I smelled the sharp reek of his armpits.

He said, “Come up with me. We’ll have time to talk up there.” His teeth were covered in plaque, dark yellow at each joint. Brownish.

I piled all the light-blue cams while he gulped water. I said, “I’m not coming up, Kenny. This is a bad idea. There’s weather coming in, heavy weather. Plus, I have to be in the Valley. That’s one thing I think I know.”

“So I’m going to suffer up there alone?” Kenny said, and smiled.

It was getting dark. I took the gallon jug and had a drink, a smaller drink than I wanted, to conserve Kenny’s water supply. Then I handed it back to him.

He held out half of a peanut butter Clif bar that he’d found earlier. I ate it slowly, then took another small drink.

I stepped off a few paces to pee and Kenny went the other way. We met back at the packs and pulled out our sleeping bags. Put them down on the sand.

Kenny said, “Do you need anything else for dinner?”

I was hungry but I knew how little Kenny had for his twenty days up on the wall.

“No,” I said. “I’m good.”

“Yeah,” Kenny said. “Me too.”

I stayed awake. The stars filled like a glittering sandbar above us, suspended, the grains reflecting the lost heat of the day, mirroring the sand around our bags.

Sometimes I tried to count the stars in a small section of sky, a box between any four constellations. But not on a night like this. In the high dark, the stars procreated like white flies, their new young filling spaces, exponential sparkling.

I told stories to Kenny.

I was arrested two nights later.

• • •

“Can I give you a haircut?” McKenzie’s eyes glittered from the whiskey.

My nervous system surged. I took a sip from her plastic cup. We’d been drinking all evening.

“Please?” she said.

It was one of the things I’d never done. My mother’s voice about the man at the car. A boy set apart for the Valley. Uncut.

I said, “Okay.” Sipped from that cup.

She said, “You’ll look so good with short hair.”

I put a towel over my shoulders like a blanket. My fingers tingled as the scissors touched my scalp. I felt the weakness. My arms numb up to my elbows.

• • •

I rolled over in bed and saw the outline of McKenzie’s shoulder.
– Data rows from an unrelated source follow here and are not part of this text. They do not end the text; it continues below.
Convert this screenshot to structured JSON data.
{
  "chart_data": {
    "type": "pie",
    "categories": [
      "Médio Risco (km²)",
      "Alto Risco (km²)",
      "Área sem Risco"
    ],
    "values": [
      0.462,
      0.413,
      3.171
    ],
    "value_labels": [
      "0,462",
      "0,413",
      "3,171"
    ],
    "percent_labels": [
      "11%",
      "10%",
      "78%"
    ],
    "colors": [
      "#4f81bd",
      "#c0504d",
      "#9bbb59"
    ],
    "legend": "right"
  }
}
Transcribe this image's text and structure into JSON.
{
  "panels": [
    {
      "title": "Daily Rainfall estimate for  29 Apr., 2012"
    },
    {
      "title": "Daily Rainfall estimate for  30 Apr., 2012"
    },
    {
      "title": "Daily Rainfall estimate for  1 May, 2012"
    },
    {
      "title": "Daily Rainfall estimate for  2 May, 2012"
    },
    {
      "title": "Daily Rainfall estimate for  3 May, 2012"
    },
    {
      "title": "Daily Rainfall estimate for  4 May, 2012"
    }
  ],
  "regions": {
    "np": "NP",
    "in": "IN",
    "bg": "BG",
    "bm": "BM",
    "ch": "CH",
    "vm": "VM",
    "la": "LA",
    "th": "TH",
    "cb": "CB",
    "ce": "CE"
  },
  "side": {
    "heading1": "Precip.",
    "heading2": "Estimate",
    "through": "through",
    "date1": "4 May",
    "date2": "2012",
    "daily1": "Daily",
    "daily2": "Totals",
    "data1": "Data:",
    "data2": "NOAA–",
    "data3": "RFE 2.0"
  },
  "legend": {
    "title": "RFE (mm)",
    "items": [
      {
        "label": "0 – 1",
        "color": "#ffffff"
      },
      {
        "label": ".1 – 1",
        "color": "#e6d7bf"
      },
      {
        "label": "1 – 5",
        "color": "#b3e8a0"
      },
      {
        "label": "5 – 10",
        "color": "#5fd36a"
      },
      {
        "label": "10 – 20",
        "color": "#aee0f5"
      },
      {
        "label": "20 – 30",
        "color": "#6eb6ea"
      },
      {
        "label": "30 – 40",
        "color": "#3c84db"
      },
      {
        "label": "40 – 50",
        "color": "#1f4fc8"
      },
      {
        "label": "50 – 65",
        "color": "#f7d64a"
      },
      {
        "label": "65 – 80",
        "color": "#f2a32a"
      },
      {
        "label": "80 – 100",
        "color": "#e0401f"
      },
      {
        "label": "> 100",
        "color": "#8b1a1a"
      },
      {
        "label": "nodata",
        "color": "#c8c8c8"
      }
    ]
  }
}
I couldn’t go back to sleep.

I sat on the edge of the bed looking at my hands in the faint light of the moon through the window shades. I opened and closed my fingers. After a while, I slid back underneath the covers. Then I fell asleep again.

McKenzie must have snuck out to go for a run or to get orange juice for one of her quick morning workouts. I was alone when the door rattled. McKenzie lurched through the door.

“Tenaya,” she said, “the FBI’s coming. Quick! Quick!”

I sat up. “What?”

But they were already at the door. Pounding.

McKenzie said, “Just a minute.” She put one finger to her lips and pointed to the bathroom with the other.

I ducked in. Locked the door behind me. But there was no way out. No window in there.